Il est un troisième auteur, David Van Reybrouck, auquel je suis également redevable pour formuler mieux encore les pressentis qui nous hantent toutes et tous, certes à des degrés divers, de façon persistante. Dans son Nous colonisons l'avenir, traduit du néerlandais par Benoît-Thadée Standaert pour les éditions Actes Sud en 2023, il finirait même bien, à la suite de Thoreau, à nous inviter à la désobéissance civile pour forcer les dirigeants européens à prendre en compte les dégradations que nos modes de vie délétères imposent à la planète, tandis que Robert Menasse met les mains dans le cambouis institutionnel européen pour y déceler les conditions éventuelles d'un possible même si « pour la première fois de ma vie, la guerre ne se trouve plus derrière mais devant nous » (p. 194, n°30). « Me relisant j'y trouve quelques contradictions. Cela me tranquillise. Les contradictions sont la condition des discussions. » (p. 195, n°31)
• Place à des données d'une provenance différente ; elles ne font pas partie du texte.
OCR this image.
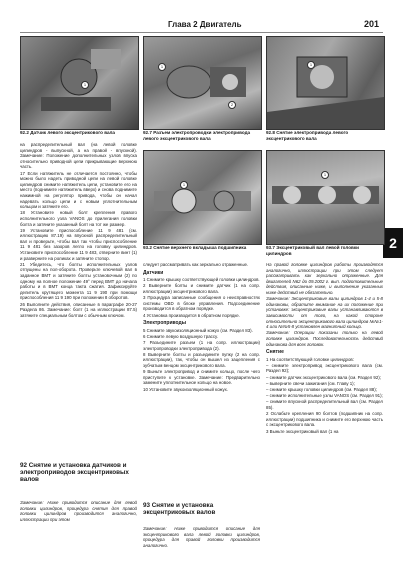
Глава 2 Двигатель	201
2
1
92.2 Датчик левого эксцентрикового вала
1
2
92.7 Разъем электропроводки электропривода левого эксцентрикового вала
1
92.8 Снятие электропривода левого эксцентрикового вала
1
93.2 Снятие верхнего вкладыша подшипника
1
93.7 Эксцентриковый вал левой головки цилиндров

на распределительный вал (на левой головке цилиндров - выпускной, а на правой - впускной). Замечание: Положение дополнительных узлов впуска относительно приводной цепи прикрывающие верхнюю часть.

17 Если натяжитель не отличается постоянно, чтобы можно было надеть приводной цепи на левой головке цилиндров снимите натяжитель цепи, установите его на место (поднимите натяжитель вверх) и снова поднимите нажимной на регулятор привода, чтобы он начал надевать кольцо цепи и с новым уплотнительным кольцом и затяните его.

18 Установите новый болт крепления правого исполнительного узла VANOS до прилегания головки болта и затяните указанный болт на тот же размер.

19 Установите приспособление 11 9 481 (см. иллюстрацию 87.19) на впускной распределительный вал и проверьте, чтобы вал так чтобы приспособление 11 9 481 без зазоров легло на головку цилиндров. Установите приспособление 11 9 483, отверните винт (1) и разверните на роликах и затяните стопор.

21 Убедитесь, что болты исполнительных узлов отпущены на пол-оборота. Проверьте ключевой вал в заданное ВМТ и затяните болты установочным (2) по одному на полное положение 49° перед ВМТ до начала работы и в ВМТ конца такта сжатия. Зафиксируйте делитель крутящего момента 11 9 190 при помощи приспособления 11 9 190 при положении 8 оборотов.

26 Выполните действия, описанные в параграфе 20-27 Раздела 86. Замечание: болт (1 на иллюстрации 87.5) затяните специальным болтом с обычным ключом.

92 Снятие и установка датчиков и электроприводов эксцентриковых валов

Замечание: Ниже приводится описание для левой головки цилиндров, процедура снятия для правой головки цилиндров производится аналогично, иллюстрации при этом

следует рассматривать как зеркально отраженные.

Датчики

1 Снимите крышку соответствующей головки цилиндров.

2 Выверните болты и снимите датчик (1 на сопр. иллюстрации) эксцентрикового вала.

3 Процедура записанные сообщения о неисправностях системы OBD в блоке управления. Подсоединение производится в обратном порядке.

4 Установка производится в обратном порядке.

Электроприводы

5 Снимите звукоизоляционный кожух (см. Раздел 83).

6 Снимите левую воздушную трассу.

7 Разъедините разъем (1 на сопр. иллюстрации) электропроводки электропривода (2).

8 Выверните болты и разъедините пупку (2 на сопр. иллюстрации), так, чтобы он вышел из зацепления с зубчатым венцом эксцентрикового вала.

9 Выньте электропривод и снимите кольцо, после чего приступите к установке. Замечание: Предварительно замените уплотнительное кольцо на новое.

10 Установите звукоизоляционный кожух.

93 Снятие и установка эксцентриковых валов

Замечание: Ниже приводится описание для эксцентрикового вала левой головки цилиндров, процедура для правой головки производится аналогично.

На правой головке цилиндров работы производятся аналогично, иллюстрации при этом следует рассматривать как зеркально отраженные. Для двигателей N62 до 09.2002 г. вып. подготовительные действия, описанные ниже, и выполнение указанных ниже действий не обязательно.

Замечание: Эксцентриковые валы цилиндров 1-4 и 5-8 одинаковы, обратите внимание на их положение при установке: эксцентриковые валы устанавливаются в зависимости от того, на какой стороне относительно эксцентрикового вала цилиндров №№1-4 или №№5-8 установлен магнитный кольцо.

Замечание: Операции показаны только на левой головке цилиндров. Последовательность действий одинакова для всех головок.

Снятие

1 На соответствующей головке цилиндров:

– снимите электропривод эксцентрикового вала (см. Раздел 92);

– снимите датчик эксцентрикового вала (см. Раздел 92);

– выверните свечи зажигания (см. Главу 1);

– снимите крышку головки цилиндров (см. Раздел 88);

– снимите исполнительные узлы VANOS (см. Раздел 91);

– снимите впускной распределительный вал (см. Раздел 85).

2 Ослабьте крепления 90 болтов (подшипник на сопр. иллюстрации) подшипника и снимите его верхнюю часть с эксцентрикового вала.

3 Выньте эксцентриковый вал (1 на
En trente-huit chapitres, Robert Menasse nous emmène sur des chemins voisins de ceux empruntés par J. F. Billeter; rapprocher ces deux auteurs tient pour moi de l'évidence même si apparemment ils semblent ne pas se citer l'un l'autre ni s'être jamais rencontrés. D'ci début septembre, il sera intéressant de lire les nouvelles Esquisses de l'aîné des deux (J. F. Billeter, helvète, est né en 1939) qu'il nous donnera à lire de son observatoire hors Union européenne. Les premières pages sont déjà disponibles sur le site de l'éditeur Allia. Qu'un média ait donc l'intelligence, le sens intuitif de l'opportunité de les faire se rencontrer siérait assurément. Le cumul de leurs réflexions convergent à nous présenter la réalité sous un jour on ne peut plus noir, plus impuissamment pessimiste et pourtant chacun s'emploie à nous présenter un projet qui a chacun l'intelligence pour lui.
Ces trois ouvrages charpentent une pensée personnelle qui y trouve de quoi alimenter une forme de citoyenneté paisible même si elle n'est pas du tout apaisable en observant les dérives nombreuses qui nous éloignent toujours plus du souhaitable.
Début septembre 2025, J. F. Billeter rendra ses Nouvelles esquisses disponibles. J'y plongerai évidemment et ne manquerai pas d'en rendre compte.